Jim Galanes: the indomitable snowman of cross-country skiing

''Why does he always have to be so serious?'' was the photographer's comment when Jim Galanes skied past us without even the suggestion of a smile for the camera.

The scene was West Yellowstone, Montana, where the nation's top cross-country skiers were vying late last fall for a spot on the national team and the season's first trip to Europe. Jim had already been named to the team, thanks to his strong international showing the year before. But he took part in the tryout race all the same, skiing twice the distance required as if his whole future were on the line.

And in a way it was, along with many years of dedicated training that had gone before, which may explain why he's so serious. It's been 11 years since Galanes, then 17, first signed on with the US National Team program. Though initially a Nordic Combined competitor (cross-country skiing and jumping), he has specialized in cross-country since 1978 when his enormous potential in that area started becoming apparent.

So far, only one US cross-country ski racer has succeeded in becoming a household name in this country: Bill Koch, a fellow Vermonter who won an Olympic silver medal in 1976, and in 1982 became the first American ever to win the World Cup crown, much less an individual Cup race. And now at long last it seems entirely possible that Jim Galanes may be ready to clamber out of obscurity as well.

By the end of the US team's first trip to Europe in December, Jim led the rest of the team in total World Cup points with ninth- and tenth-place finishes in the first two races of the series. No other American, including Koch, wound up in the top 15. In a sport with as many unpredictable elements as cross-country, anyone who consistently places in the top 15 internationally has to be considered a potential Olympic medal winner.

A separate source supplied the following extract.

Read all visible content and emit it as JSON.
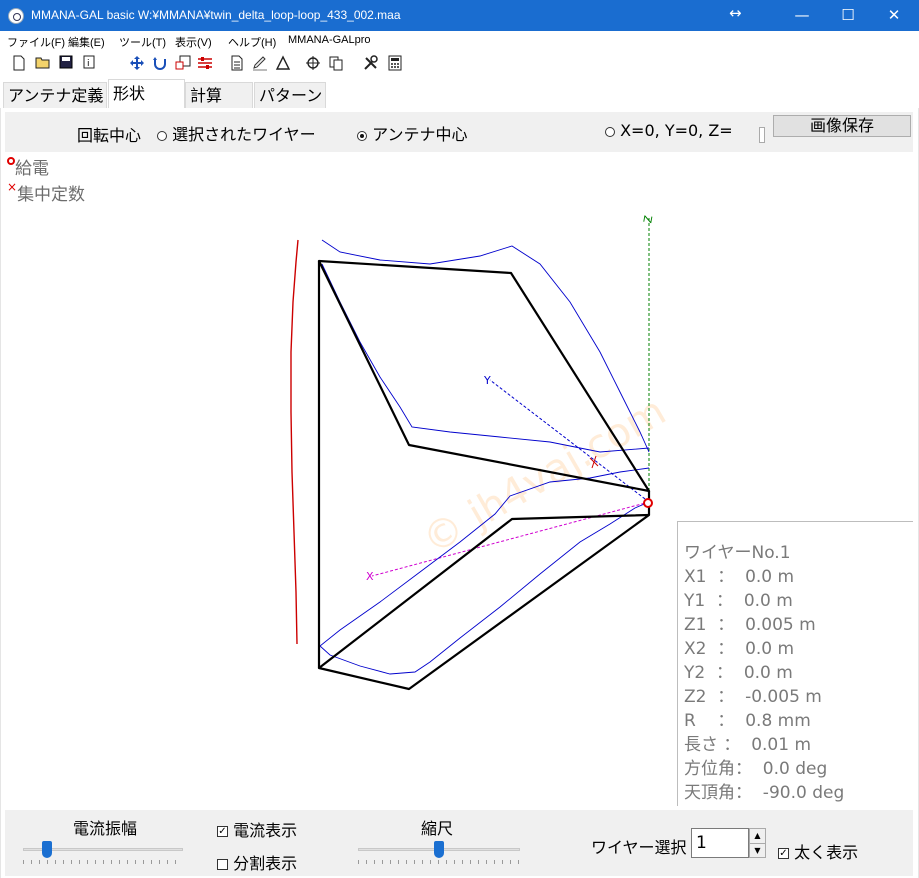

This will be especially true at Sarajevo, Yugoslavia, where clashing weather fronts can cause sudden and drastic changes in temperature, thereby wreaking havoc with waxing and paving the way for dark horses to come out on top.

Though Galanes is pleased on the whole with the season's first results, there's a tinge of dissatisfaction as well. ''Before the race at Reit-Im-Winkl, West Germany (where he finished ninth), I was prepared to go out, ski hard, and do well. I realize now that I should have prepared with the idea of going out and winning. I was only a minute out of first. Even 15 seconds faster would have pulled me up four or five places. I made good time on the uphills but was too relaxed on the flats and easier sections of the course.''

When I relayed Jim's disappointment to Nordic Program Director Jim Page, he laughed. ''If Jim were to win an Olympic gold medal, he'd give a half-hour dissertation on all the mistakes he made.'' Then on a more serious note, he added, ''One of Jim's problems in the past is that he put enormous pressure on himself to perform at a level that was almost unreasonable. Frankly, we'd rather have him finishing eighth or ninth right now than first, because it would just put that much more pressure on him.

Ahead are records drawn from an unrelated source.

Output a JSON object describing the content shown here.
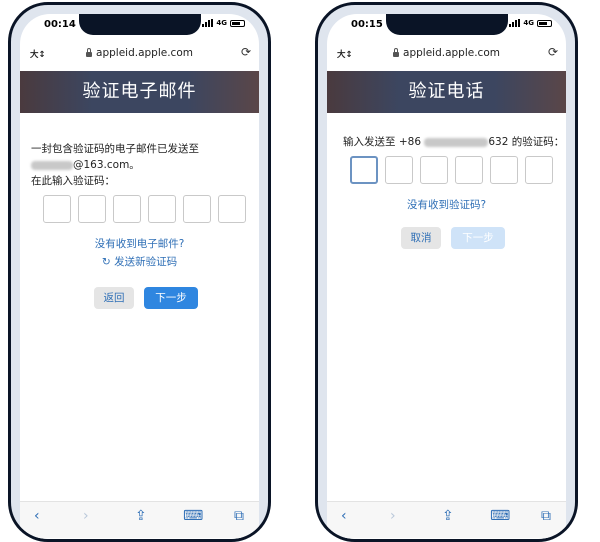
{
  "phones": [
    {
      "status": {
        "time": "00:14",
        "network": "4G"
      },
      "browser": {
        "text_size": "大↕",
        "url": "appleid.apple.com"
      },
      "page": {
        "title": "验证电子邮件",
        "message_line1": "一封包含验证码的电子邮件已发送至",
        "email_suffix": "@163.com。",
        "prompt": "在此输入验证码：",
        "no_receive_link": "没有收到电子邮件?",
        "resend_link": "发送新验证码",
        "back_button": "返回",
        "next_button": "下一步"
      }
    },
    {
      "status": {
        "time": "00:15",
        "network": "4G"
      },
      "browser": {
        "text_size": "大↕",
        "url": "appleid.apple.com"
      },
      "page": {
        "title": "验证电话",
        "prompt_prefix": "输入发送至 +86",
        "prompt_suffix": "632 的验证码：",
        "no_receive_link": "没有收到验证码?",
        "cancel_button": "取消",
        "next_button": "下一步"
      }
    }
  ],
  "colors": {
    "link": "#2f6fb6",
    "primary_button": "#2f86e0",
    "banner": "#3c4660"
  },
  "icons": [
    "back-icon",
    "forward-icon",
    "share-icon",
    "bookmarks-icon",
    "tabs-icon",
    "reload-icon",
    "lock-icon"
  ]
}
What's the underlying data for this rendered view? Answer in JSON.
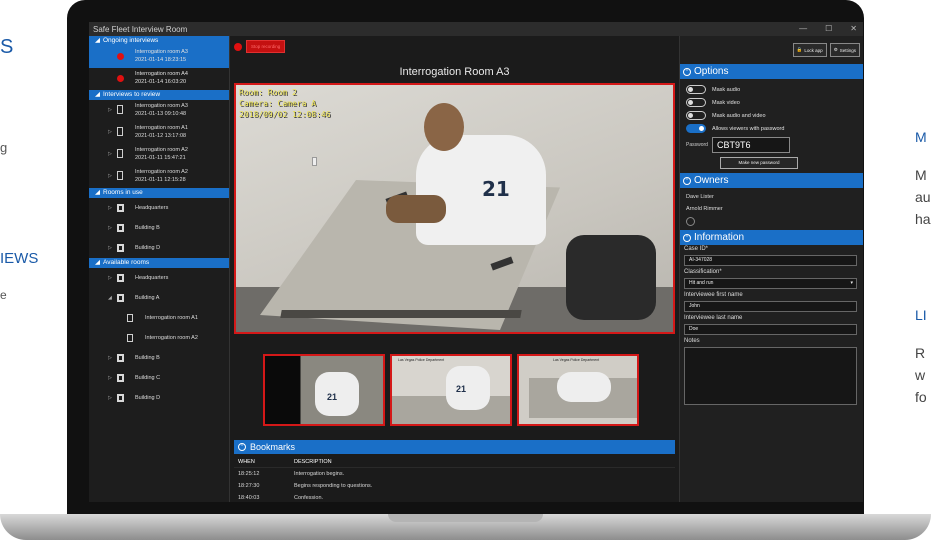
{
  "marketing": {
    "left_heading": "S",
    "left_line": "g",
    "left_views_heading": "IEWS",
    "left_views_text": "e",
    "right_m_heading": "M",
    "right_m_lines": [
      "M",
      "au",
      "ha"
    ],
    "right_l_heading": "LI",
    "right_l_lines": [
      "R",
      "w",
      "fo"
    ]
  },
  "window": {
    "title": "Safe Fleet Interview Room",
    "controls": [
      "—",
      "☐",
      "✕"
    ]
  },
  "sidebar": {
    "ongoing": {
      "header": "Ongoing interviews",
      "items": [
        {
          "name": "Interrogation room A3",
          "time": "2021-01-14 18:23:15"
        },
        {
          "name": "Interrogation room A4",
          "time": "2021-01-14 16:03:20"
        }
      ]
    },
    "review": {
      "header": "Interviews to review",
      "items": [
        {
          "name": "Interrogation room A3",
          "time": "2021-01-13 09:10:48"
        },
        {
          "name": "Interrogation room A1",
          "time": "2021-01-12 13:17:08"
        },
        {
          "name": "Interrogation room A2",
          "time": "2021-01-11 15:47:21"
        },
        {
          "name": "Interrogation room A2",
          "time": "2021-01-11 12:15:28"
        }
      ]
    },
    "in_use": {
      "header": "Rooms in use",
      "items": [
        "Headquarters",
        "Building B",
        "Building D"
      ]
    },
    "available": {
      "header": "Available rooms",
      "items": [
        "Headquarters",
        "Building A",
        "Interrogation room A1",
        "Interrogation room A2",
        "Building B",
        "Building C",
        "Building D"
      ]
    }
  },
  "main": {
    "stop_label": "Stop recording",
    "room_title": "Interrogation Room A3",
    "overlay": [
      "Room: Room 2",
      "Camera: Camera A",
      "2018/09/02 12:08:46"
    ],
    "thumb_caption": "Las Vegas Police Department"
  },
  "bookmarks": {
    "header": "Bookmarks",
    "columns": [
      "WHEN",
      "DESCRIPTION"
    ],
    "rows": [
      {
        "when": "18:25:12",
        "desc": "Interrogation begins."
      },
      {
        "when": "18:27:30",
        "desc": "Begins responding to questions."
      },
      {
        "when": "18:40:03",
        "desc": "Confession."
      }
    ]
  },
  "toolbar": {
    "lock_label": "Lock app",
    "settings_label": "Settings"
  },
  "options": {
    "header": "Options",
    "toggles": [
      {
        "label": "Mask audio",
        "on": false
      },
      {
        "label": "Mask video",
        "on": false
      },
      {
        "label": "Mask audio and video",
        "on": false
      },
      {
        "label": "Allows viewers with password",
        "on": true
      }
    ],
    "password_label": "Password",
    "password_value": "CBT9T6",
    "make_password_label": "Make new password"
  },
  "owners": {
    "header": "Owners",
    "names": [
      "Dave Lister",
      "Arnold Rimmer"
    ]
  },
  "information": {
    "header": "Information",
    "case_id_label": "Case ID*",
    "case_id_value": "AI-347028",
    "classification_label": "Classification*",
    "classification_value": "Hit and run",
    "first_name_label": "Interviewee first name",
    "first_name_value": "John",
    "last_name_label": "Interviewee last name",
    "last_name_value": "Doe",
    "notes_label": "Notes"
  },
  "colors": {
    "accent": "#1a6fc7",
    "record": "#e01010",
    "video_border": "#d41818"
  }
}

''Basically, though, Jim's never gotten the season off to such a good start. Right now we feel he's exactly where he needs to be and that he's going to continue building. He's definitely within range of the top three at Sarajevo.''

Page calls Jim's dedication his major asset as a racer. ''He decided several years ago that he'd do whatever it took to become good internationally. He's gone on to train harder than anyone else ever has. He's also decided not to work , and instead live at a subsistence level.''

To facilitate training, Jim and his wife Lynn, one of the top women on the US team, recently moved to Anchorage, Alaska, where Lynn grew up and where they have access to snow year-round.

One of her brothers frequently flies them to the house-sized tent they've erected on the edge of Eagle Glacier. After training there for a week or two, Jim and Lynn generally hike out on their own.

It's a landscape that seems suited to Jim's nature as something of a loner. With her cheeriness and upbeat outlook, however, Lynn has been a steadying influence on the sometimes moody and intensely private Jim. ''It's easy to misunderstand Jim,'' Page observes. ''He's a very, very shy individual. In the past year or two, though, he seems to have settled down, to be more at ease and able to communicate. I think people are finally beginning to appreciate the depth of character that's there.''

While Lynn is uncertain at this point about how long she'll continue with the National Team, Jim would like to keep going for as long as he continues to improve. ''The only thing that might stop me,'' he admits, ''is the money angle.''

The ''challenge of getting it all together,'' however, keeps him coming back year after year in a sport with no financial incentive and no public recognition. ''There are so many things to improve on that you're never bored. Figuring out when to rest and when to train and then how hard to train. The whole thing keeps you coming back, hoping that next time you'll do it right.''

High achievement in the Olympics is the tip of the iceberg. People often don't appreciate the years of preparation that go into one top-rate performance. This is especially true in a sport like cross-country skiing, where world-class racers ordinarily take at laast a decade to develop.

As far as training goes, Galanes has more than paid his dues. He's feeling stronger than ever - and more confident. If he stays on schedule, this February in Sarajevo he may just do it right.